Second, have your cash ready to go. Just like Warren Buffett, who’s sitting on 100+ billion dollars, waiting for those fat pitches. I call this our war chest, it’s what we’re going to use to crush the market and mutual funds over time. If we can be patient, consistent 15-25%+ returns are most definitely in the realm of possibility.

 

Third. Turn off the noise and think. In a storm it’s never pretty. There is a lot of screaming and yelling, usually everyone’s soaked and miserable and scared. But you have to be able to get off by yourself and see the storm for what it is, a great opportunity, and it will pass. It’s completely counterintuitive I know, but if you’ve planned for the worst, prepared your shopping list and have your war chest ready to go, you are going to absolutely crush those fat pitches when they come at you.

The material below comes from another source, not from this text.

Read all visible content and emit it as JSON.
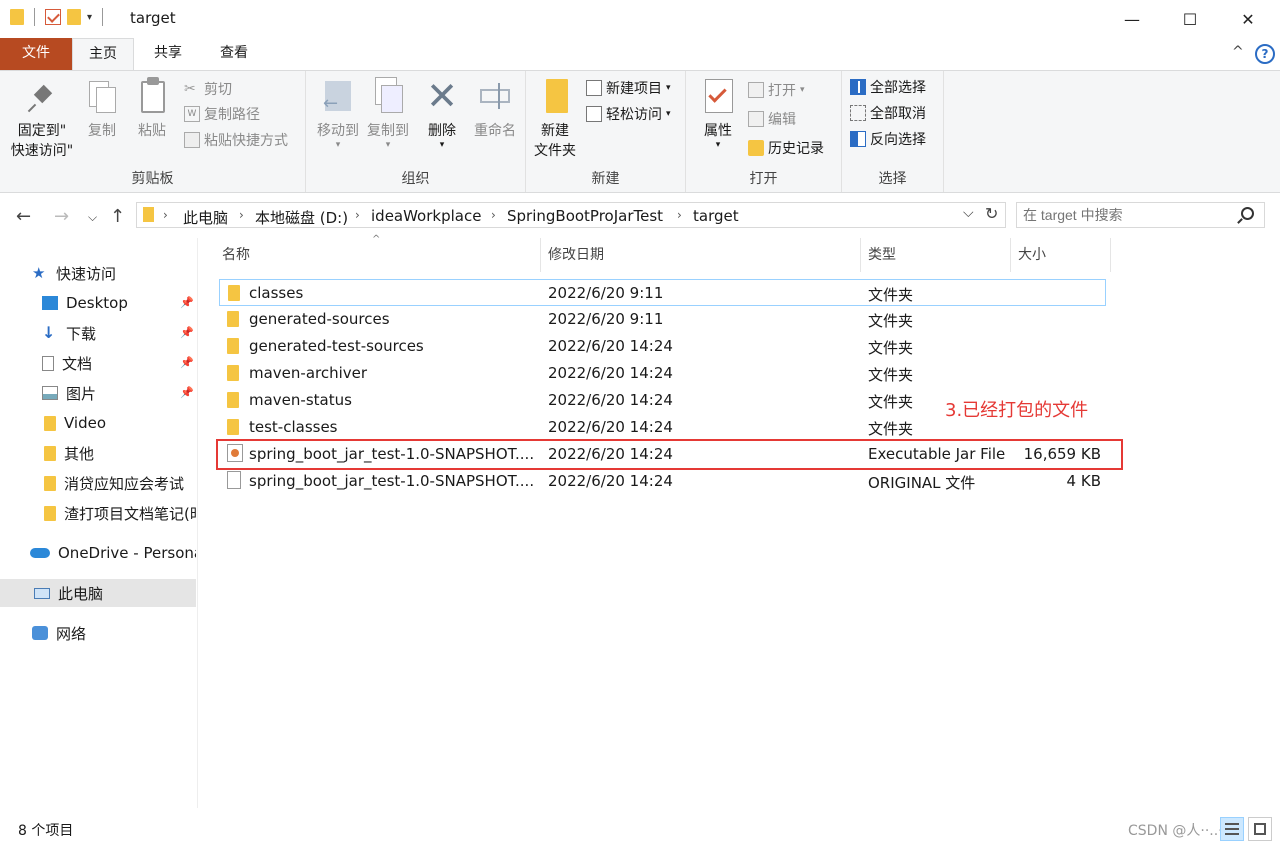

In a storm it’s never pretty. There is a lot of screaming and yelling, usually everyone’s soaked and miserable and scared…

I would also add, if you already own stocks, give them a good once over analysis and see if they’re overpriced. Test yourself to make sure you truly understand what you’re invested in, look at them through the 4 pillars of investing taught by the greatest investors: 1. Do you understand it? 2. What’s the competitive advantage like? 3. How’s management? 4. Is it a good price? Do your investments pass the test? Remember we are looking for ‘so obvious it’s like a punch-in-the-face’ investment opportunities. It should be so obvious that if you have to think about it, it’s probably best to pass on it. The risk in market crashes comes from having paid too much for companies, not understanding what you’re invested in, and not having a war chest ready to go.

 

Being able to weather a storm means being prepared ahead of time, having the right knowledge ready to go, and being ready to act. Remember to be patient, It’s far more painful to not have funds available, and see your favourite company at fire sale prices, and not be able to jump on it.

 

“An ounce of prevention is worth a pound of cure…” – Benjamin Franklin.